Mate recognition is one valid way to define a species, which is intriguing given the long standing argument for considering Neanderthals to be a subspecies of sapiens (albeit temporally reverted). Pearce, 1971; Szalay and Delson, 1979
As an example:
https://www.encyclopedia.com/social-sci ... rthalensisThat just straight up calls them Homo sapiens neanderthalensis, and our species Homo sapiens sapiens. Perhaps it would be more accurate in the same vein to call us Homo neanderthalensis sapiens, though, given typical classification rules.
I don't really agree with this though, even if it is an interesting way to think. We both share an immediate common ancestor in Africa, probably something like heidelbergensis, and I think anatomical differences warrant giving us our own distinct species.
zoon wrote: - with similar-sized brains, their thinking was presumably not noticeably less complex than ours.
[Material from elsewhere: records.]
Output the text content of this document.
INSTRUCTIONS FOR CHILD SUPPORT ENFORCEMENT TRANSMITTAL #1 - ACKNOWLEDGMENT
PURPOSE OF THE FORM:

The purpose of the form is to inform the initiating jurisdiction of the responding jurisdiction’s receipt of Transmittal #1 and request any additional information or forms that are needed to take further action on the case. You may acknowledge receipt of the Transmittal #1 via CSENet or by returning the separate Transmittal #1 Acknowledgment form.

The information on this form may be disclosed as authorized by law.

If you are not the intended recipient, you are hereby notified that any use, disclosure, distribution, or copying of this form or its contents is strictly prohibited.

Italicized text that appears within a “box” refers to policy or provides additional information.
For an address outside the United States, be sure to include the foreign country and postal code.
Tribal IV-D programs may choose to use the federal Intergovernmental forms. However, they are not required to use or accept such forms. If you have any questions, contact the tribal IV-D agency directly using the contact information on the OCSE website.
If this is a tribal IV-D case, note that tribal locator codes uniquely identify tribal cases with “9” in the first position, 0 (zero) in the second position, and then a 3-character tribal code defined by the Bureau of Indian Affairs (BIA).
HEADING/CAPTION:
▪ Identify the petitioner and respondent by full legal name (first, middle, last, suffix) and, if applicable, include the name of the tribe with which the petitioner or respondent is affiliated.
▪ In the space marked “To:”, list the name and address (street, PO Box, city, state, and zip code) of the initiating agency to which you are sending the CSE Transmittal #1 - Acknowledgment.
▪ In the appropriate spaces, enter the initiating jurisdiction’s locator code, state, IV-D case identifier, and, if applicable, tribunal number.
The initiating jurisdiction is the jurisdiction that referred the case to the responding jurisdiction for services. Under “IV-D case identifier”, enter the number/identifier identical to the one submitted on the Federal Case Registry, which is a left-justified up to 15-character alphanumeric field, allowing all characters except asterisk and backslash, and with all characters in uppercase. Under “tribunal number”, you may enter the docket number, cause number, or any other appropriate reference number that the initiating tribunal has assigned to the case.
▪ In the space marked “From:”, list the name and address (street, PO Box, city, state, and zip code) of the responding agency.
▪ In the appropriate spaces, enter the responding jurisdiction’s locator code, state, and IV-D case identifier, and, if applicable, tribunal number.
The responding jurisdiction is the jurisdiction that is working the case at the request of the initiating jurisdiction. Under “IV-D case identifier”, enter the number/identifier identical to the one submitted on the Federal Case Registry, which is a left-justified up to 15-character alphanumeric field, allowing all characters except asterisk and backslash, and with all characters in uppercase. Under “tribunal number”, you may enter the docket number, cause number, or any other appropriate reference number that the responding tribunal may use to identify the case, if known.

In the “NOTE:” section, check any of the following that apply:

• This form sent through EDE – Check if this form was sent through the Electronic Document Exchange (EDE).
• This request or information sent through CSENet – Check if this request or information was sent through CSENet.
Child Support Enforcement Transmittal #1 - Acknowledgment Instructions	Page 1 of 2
It would be very surprising (and extremely interesting) if they had evolved the same size of brain without speech.
On average, their brains were slightly larger, but their encephalization quotient (brain to body size) was slightly lower than modern humans.
However, brain size doesn't necessarily correlate to complex thinking; there are many tasks which are not really involved in thought processes but which take up varying degrees of brain space.
Their eyes were larger than ours, for example, so presumably some of that larger brain capacity was employed in visual tasks; they were also substantially more bulky with barrel chests and heavier frames, so who knows what other somatic functions the brain might have been maintaining without actually offering any more processing power.
zoon wrote: There's nothing wrong with calling them stone-age, though, as all modern humans were also stone-age at the time?
I meant that cartoony picture of club wielding, skin wearing brutes, bopping females on the head to choose mates, only able to say 'ug' or use pidgin English.